On his return from the Hijaz, Shaykh Tijani stopped in Cairo and visited Mahmud al-Kurdi, the Khalwati representative in Egypt whom he had first visited on his way to the Hijaz. The Jawahir reports that many of the ‘ulama of the city came to visit the travelling scholar during this second visit. Demonstrating his profound respect for his teachers of the Khalwati tradition, Tijani accepted from al-Kurdi to be a muqaddam (propagator) of the Khalwati order in North Africa. Although Tijani’s later initiation at the hands of the Prophet would obviate its need, the Jawahir reproduces the chain of transmission (silsilah) of the Khalwatiyya, stretching from the Prophet through Ali ibn Abi Talib, Hasan al-Basri, Junayd, Umar al-Khalwati (from whom the order derives its name), Bakri, and Kurdi (not to mention all the names) to Shaykh Tijani.
The beginning of a distinctive “Tijani” order can be located with the appearance of the Prophet Muhammad to Shaykh Ahmad Tijani in a waking vision. This occurred in 1784, in the desert oasis of Abi Samghun. The Prophet informed him that he himself was his initiator on the Path and told him to leave the shaykhs he had previously followed.

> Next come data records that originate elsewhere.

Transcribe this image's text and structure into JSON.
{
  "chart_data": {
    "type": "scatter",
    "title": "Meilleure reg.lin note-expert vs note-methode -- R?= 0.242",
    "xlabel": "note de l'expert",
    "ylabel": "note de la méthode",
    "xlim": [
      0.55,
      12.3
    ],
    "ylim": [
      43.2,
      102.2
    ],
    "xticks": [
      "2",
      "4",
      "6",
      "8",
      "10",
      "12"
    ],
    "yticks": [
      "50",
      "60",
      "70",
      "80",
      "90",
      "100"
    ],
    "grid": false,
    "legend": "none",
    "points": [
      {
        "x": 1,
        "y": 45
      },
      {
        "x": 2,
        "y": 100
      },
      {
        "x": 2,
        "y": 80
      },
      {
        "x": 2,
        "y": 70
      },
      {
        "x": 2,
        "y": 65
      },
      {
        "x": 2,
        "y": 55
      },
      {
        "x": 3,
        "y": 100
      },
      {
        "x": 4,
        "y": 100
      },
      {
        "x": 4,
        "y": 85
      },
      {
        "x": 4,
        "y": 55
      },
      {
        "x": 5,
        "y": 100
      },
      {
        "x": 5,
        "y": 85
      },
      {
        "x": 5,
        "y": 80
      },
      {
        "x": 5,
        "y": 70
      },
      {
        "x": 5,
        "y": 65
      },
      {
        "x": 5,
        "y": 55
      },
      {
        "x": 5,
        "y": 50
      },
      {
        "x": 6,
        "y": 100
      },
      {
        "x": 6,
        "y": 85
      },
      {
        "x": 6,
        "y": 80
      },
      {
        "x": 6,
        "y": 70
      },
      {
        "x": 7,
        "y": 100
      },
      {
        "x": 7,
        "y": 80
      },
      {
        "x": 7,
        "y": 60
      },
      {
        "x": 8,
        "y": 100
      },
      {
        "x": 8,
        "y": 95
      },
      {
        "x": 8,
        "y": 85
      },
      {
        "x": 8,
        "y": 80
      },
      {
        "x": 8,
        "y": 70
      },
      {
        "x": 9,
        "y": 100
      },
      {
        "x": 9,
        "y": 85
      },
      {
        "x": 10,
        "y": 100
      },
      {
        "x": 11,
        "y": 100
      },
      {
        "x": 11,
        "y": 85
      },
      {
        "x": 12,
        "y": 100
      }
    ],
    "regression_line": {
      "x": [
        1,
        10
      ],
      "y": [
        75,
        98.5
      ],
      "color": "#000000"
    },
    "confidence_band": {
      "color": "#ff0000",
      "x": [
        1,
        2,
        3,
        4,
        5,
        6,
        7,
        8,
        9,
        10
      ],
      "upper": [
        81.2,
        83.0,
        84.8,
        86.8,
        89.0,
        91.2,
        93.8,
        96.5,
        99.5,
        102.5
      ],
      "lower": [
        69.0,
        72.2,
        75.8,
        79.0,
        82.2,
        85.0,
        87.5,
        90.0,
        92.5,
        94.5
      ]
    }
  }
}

The Shaykh then received the basis of a new wird and was given permission to give “spiritual training to the creation in [both] the general and unlimited (itlaq).” The Prophet told him: “You are not indebted for any favor from the shaykhs of the Path, for I am your means (wasita) and your support in the [spiritual] realization, so leave the entirety of what you have taken from all the tariqas.”